- Directed by: Michele Lupo
- Written by: Mario Amendola Bruno Corbucci Gabriele Martin
- Produced by: Tritone Filmindustria (Roma) Deutsche Fox Film Salvatore Alabiso
- Starring: Giuliano Gemma Ursula Andress Jack Palance
- Cinematography: Roberto Gerardi
- Edited by: Eugenio Alabiso
- Music by: Guido & Maurizio De Angelis
- Distributed by: Cidif
- Release date: 1975;
- Running time: 95 min.
- Country: Italy
- Language: Italian

= Africa Express (film) =

1975 film directed by Michele Lupo

Africa Express is a 1975 Italian adventure film starring Ursula Andress, Giuliano Gemma, and Jack Palance that was filmed in Rhodesia. A sequel Safari Express with the same leads followed a year later.

== Plot ==
John Baxter is a freewheeling trader of goods in Africa with a pet chimpanzee and one dream: to save enough money to buy a gas station in Detroit.
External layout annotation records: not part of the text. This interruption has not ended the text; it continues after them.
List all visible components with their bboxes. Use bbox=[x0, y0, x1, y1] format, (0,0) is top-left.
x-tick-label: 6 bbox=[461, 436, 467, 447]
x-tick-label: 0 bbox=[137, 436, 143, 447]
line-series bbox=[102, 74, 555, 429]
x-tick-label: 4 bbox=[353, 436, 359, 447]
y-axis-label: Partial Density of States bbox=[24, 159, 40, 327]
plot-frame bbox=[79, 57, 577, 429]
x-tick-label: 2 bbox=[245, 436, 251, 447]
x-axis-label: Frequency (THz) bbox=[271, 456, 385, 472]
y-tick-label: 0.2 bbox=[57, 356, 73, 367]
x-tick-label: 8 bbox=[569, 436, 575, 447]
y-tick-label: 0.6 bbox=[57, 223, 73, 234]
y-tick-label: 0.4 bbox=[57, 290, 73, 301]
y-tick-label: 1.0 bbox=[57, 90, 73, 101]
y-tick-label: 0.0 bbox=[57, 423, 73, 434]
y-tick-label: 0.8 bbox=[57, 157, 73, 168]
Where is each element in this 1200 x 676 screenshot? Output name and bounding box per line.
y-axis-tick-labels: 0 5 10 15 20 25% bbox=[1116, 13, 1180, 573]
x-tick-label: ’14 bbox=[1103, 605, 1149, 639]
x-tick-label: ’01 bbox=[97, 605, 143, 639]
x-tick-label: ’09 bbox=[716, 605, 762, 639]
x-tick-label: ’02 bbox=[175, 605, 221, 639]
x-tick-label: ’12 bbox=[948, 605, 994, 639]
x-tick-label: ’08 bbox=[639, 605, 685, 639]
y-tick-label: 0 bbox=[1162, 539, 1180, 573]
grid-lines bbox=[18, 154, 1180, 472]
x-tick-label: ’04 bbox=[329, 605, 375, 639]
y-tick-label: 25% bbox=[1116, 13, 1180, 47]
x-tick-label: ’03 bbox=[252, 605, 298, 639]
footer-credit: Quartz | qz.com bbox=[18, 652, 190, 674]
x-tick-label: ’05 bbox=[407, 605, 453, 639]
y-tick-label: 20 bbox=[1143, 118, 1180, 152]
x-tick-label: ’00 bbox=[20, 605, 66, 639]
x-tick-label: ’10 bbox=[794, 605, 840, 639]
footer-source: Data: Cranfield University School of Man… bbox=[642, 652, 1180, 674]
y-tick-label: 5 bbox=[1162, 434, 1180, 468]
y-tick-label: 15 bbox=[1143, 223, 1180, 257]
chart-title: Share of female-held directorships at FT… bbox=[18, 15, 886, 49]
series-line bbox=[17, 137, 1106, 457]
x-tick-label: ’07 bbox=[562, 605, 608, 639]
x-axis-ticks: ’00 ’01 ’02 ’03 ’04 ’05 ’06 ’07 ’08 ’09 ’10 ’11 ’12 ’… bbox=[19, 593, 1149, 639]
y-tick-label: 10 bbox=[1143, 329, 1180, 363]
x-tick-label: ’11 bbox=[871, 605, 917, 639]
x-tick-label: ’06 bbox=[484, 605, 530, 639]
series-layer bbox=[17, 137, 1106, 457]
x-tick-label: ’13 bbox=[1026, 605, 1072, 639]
Madeleine Cooper is the lady of mystery he runs into as she flees from Hunter.

== Cast ==
- Giuliano Gemma as John Baxter
- Ursula Andress as Madeleine Cooper
- Jack Palance as William Hunter
- Giuseppe Maffioli as Father Gasparetto
- Luciana Turina as Lily
- Rossana Di Lorenzo as Mitzy
- Nello Pazzafini as Hunter's Henchman
- John Wener as Louis Renois
- Romano Puppo
- Sergio Smacchi
- Alberto Dell'Acqua
- Werner Doll
- Biba the chimpanzee

==Reception==
Italian film critic Marco Giusti calls the film a "cute little movie" (Italian: "filmetto carino"), the best being Ursula Andress dressed as dirty sister.